Obwohl die Zellen allein die enormen Fähigkeiten vieler Säugetiere vermutlich kaum erklären können, sich im Raum zu orientieren – wie zum Beispiel Fledermäuse, die in völliger Dunkelheit durch komplizierte Höhlensysteme fliegen können – sind sich Forscher über die Bedeutung der Arbeiten der Mosers recht einig. Schon vor vier Jahren äußerte sich vor allem der bekannte amerikanische Neurowissenschaftler Eric Kandel begeistert über ihre Erkenntnisse. Er bewundere die Arbeit der beiden ganz außerordentlich, sagte er damals der New York Times.

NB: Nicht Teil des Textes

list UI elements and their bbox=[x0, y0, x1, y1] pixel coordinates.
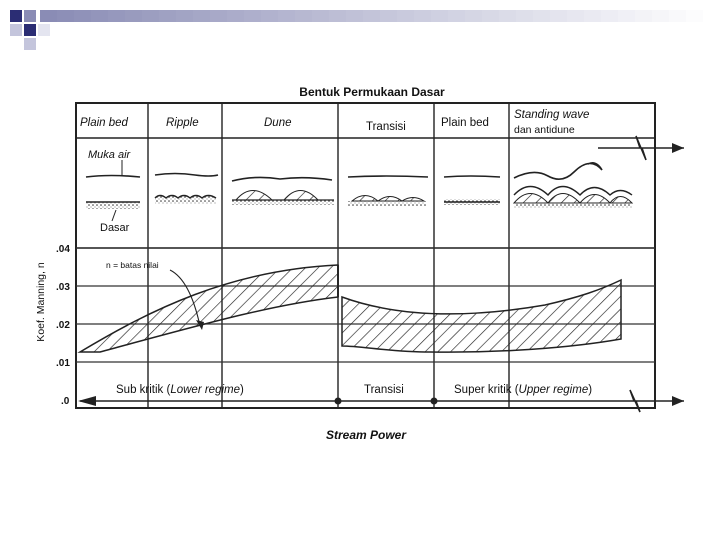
column-header-dune: Dune bbox=[264, 117, 292, 129]
stream-power-axis bbox=[78, 396, 622, 406]
header-gradient-segment bbox=[516, 10, 534, 22]
figure-title: Bentuk Permukaan Dasar bbox=[299, 85, 445, 99]
lower-regime-band bbox=[77, 264, 339, 353]
header-gradient-segment bbox=[652, 10, 670, 22]
header-gradient-segment bbox=[193, 10, 211, 22]
header-gradient-segment bbox=[295, 10, 313, 22]
header-square bbox=[24, 10, 36, 22]
axis-break-markers bbox=[598, 135, 684, 413]
header-gradient-segment bbox=[159, 10, 177, 22]
header-gradient-segment bbox=[686, 10, 704, 22]
x-axis-label: Stream Power bbox=[326, 428, 407, 442]
header-gradient-segment bbox=[278, 10, 296, 22]
y-axis-label: Koef. Manning, n bbox=[35, 262, 47, 342]
header-gradient-segment bbox=[40, 10, 58, 22]
column-header-transition: Transisi bbox=[366, 121, 406, 133]
bed-form-sketches bbox=[85, 162, 634, 209]
header-gradient-segment bbox=[346, 10, 364, 22]
header-gradient-segment bbox=[108, 10, 126, 22]
header-gradient-segment bbox=[482, 10, 500, 22]
header-gradient-segment bbox=[499, 10, 517, 22]
bed-pointer bbox=[111, 209, 117, 222]
header-gradient-segment bbox=[601, 10, 619, 22]
regime-label-lower: Sub kritik (Lower regime) bbox=[116, 384, 244, 396]
header-gradient-segment bbox=[363, 10, 381, 22]
header-gradient-segment bbox=[125, 10, 143, 22]
header-gradient-segment bbox=[227, 10, 245, 22]
header-gradient-segment bbox=[91, 10, 109, 22]
header-gradient-segment bbox=[448, 10, 466, 22]
regime-label-transition: Transisi bbox=[364, 384, 404, 396]
header-gradient-segment bbox=[176, 10, 194, 22]
header-gradient-segment bbox=[414, 10, 432, 22]
header-gradient-segment bbox=[312, 10, 330, 22]
band-annotation: n = batas nilai bbox=[106, 260, 159, 270]
column-dividers bbox=[147, 103, 510, 408]
bed-label: Dasar bbox=[100, 222, 130, 234]
figure-frame bbox=[75, 102, 656, 409]
header-square bbox=[24, 24, 36, 36]
column-header-plain-bed-upper: Plain bed bbox=[441, 117, 489, 129]
upper-regime-band bbox=[341, 278, 622, 353]
header-gradient-segment bbox=[261, 10, 279, 22]
header-gradient-segment bbox=[74, 10, 92, 22]
column-header-ripple: Ripple bbox=[166, 117, 199, 129]
header-gradient-segment bbox=[329, 10, 347, 22]
y-tick-0.02: .02 bbox=[56, 320, 70, 331]
header-gradient-segment bbox=[57, 10, 75, 22]
manning-range-bands bbox=[77, 264, 622, 353]
column-header-plain-bed-lower: Plain bed bbox=[80, 117, 129, 129]
header-gradient-segment bbox=[431, 10, 449, 22]
y-tick-0.03: .03 bbox=[56, 282, 70, 293]
band-annotation-arrow bbox=[169, 269, 201, 327]
header-gradient-segment bbox=[244, 10, 262, 22]
header-gradient-segment bbox=[142, 10, 160, 22]
header-square bbox=[24, 38, 36, 50]
header-gradient-segment bbox=[635, 10, 653, 22]
header-gradient-segment bbox=[669, 10, 687, 22]
header-square bbox=[38, 24, 50, 36]
header-gradient-segment bbox=[618, 10, 636, 22]
header-square bbox=[10, 10, 22, 22]
y-tick-0: .0 bbox=[61, 396, 70, 407]
slide-header-decoration bbox=[10, 10, 720, 50]
header-gradient-segment bbox=[584, 10, 602, 22]
y-tick-0.04: .04 bbox=[56, 244, 70, 255]
header-gradient-segment bbox=[465, 10, 483, 22]
column-header-standing-wave: Standing wave bbox=[514, 109, 589, 121]
header-square bbox=[10, 24, 22, 36]
water-surface-label: Muka air bbox=[88, 149, 132, 161]
header-gradient-segment bbox=[380, 10, 398, 22]
regime-label-upper: Super kritik (Upper regime) bbox=[454, 384, 592, 396]
header-gradient-segment bbox=[550, 10, 568, 22]
column-header-antidune: dan antidune bbox=[514, 124, 575, 136]
header-gradient-segment bbox=[397, 10, 415, 22]
header-gradient-segment bbox=[703, 10, 720, 22]
header-gradient-segment bbox=[567, 10, 585, 22]
header-gradient-segment bbox=[533, 10, 551, 22]
y-tick-0.01: .01 bbox=[56, 358, 70, 369]
header-gradient-segment bbox=[210, 10, 228, 22]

Für Edvard Moser allerdings war wohl nicht wirklich klar, dass er und seine Frau heiße Kandidaten für die wichtigste Trophäe der Wissenschaft waren. Als er am Montag schließlich in München landete, soll ihm eine Frau einen Blumenstrauß überreicht haben. Er habe einen Preis gewonnen, sagte sie, sie wisse aber nicht welchen. Er wusste es auch nicht. Erst als er einen Anruf seines Münchner Kollegen Tobias Bonnhoeffer vom Max Planck Institut für Neurobiologie auf seinem Mobiltelefon entdeckte, sei es ihm allmählich gedämmert, berichtete Moser auf einer eilig einberufenen Presse-Konferenz am Institut in Martinsried. Nicht allein diese Ahnungslosigkeit macht den Preis für die Mosers besonders. Sie sind in der Geschichte der Nobelpreise erst das vierte Ehepaar, das gemeinsam für seine wissenschaftliche Leistung ausgezeichnet wird, und sogar erst das zweite Paar, das den Nobelpreis für Medizin zusammen erhält.

Die Befürchtung, er werde nun den ersten Flieger nach Oslo zurück nehmen, um am gleichen Ort mit seiner Frau feiern zu können, konnte er den Kollegen nehmen. Moser wird im kommenden Monat als Gastforscher in München gemeinsam mit Bonhoeffer einen genaueren Blick auf die Rasterzellen im Gehirn werfen, und zwar mit speziellen Mikroskopen, mit denen sich die einzelnen Neuronen genau untersuchen lassen.

Die neuen Methoden werden auch zeigen, inwieweit das innere Navigationssystem bei Menschen zur Orientierung beiträgt. Und ob sich das Prinzip der Rasterzellen womöglich auch auf andere Prozesse der Informationsverarbeitung übertragen lässt. Denn das, was der Neurobiologe und seine Frau May-Britt entdeckt haben, hält Moser erst für „die Spitze eines Eisbergs“.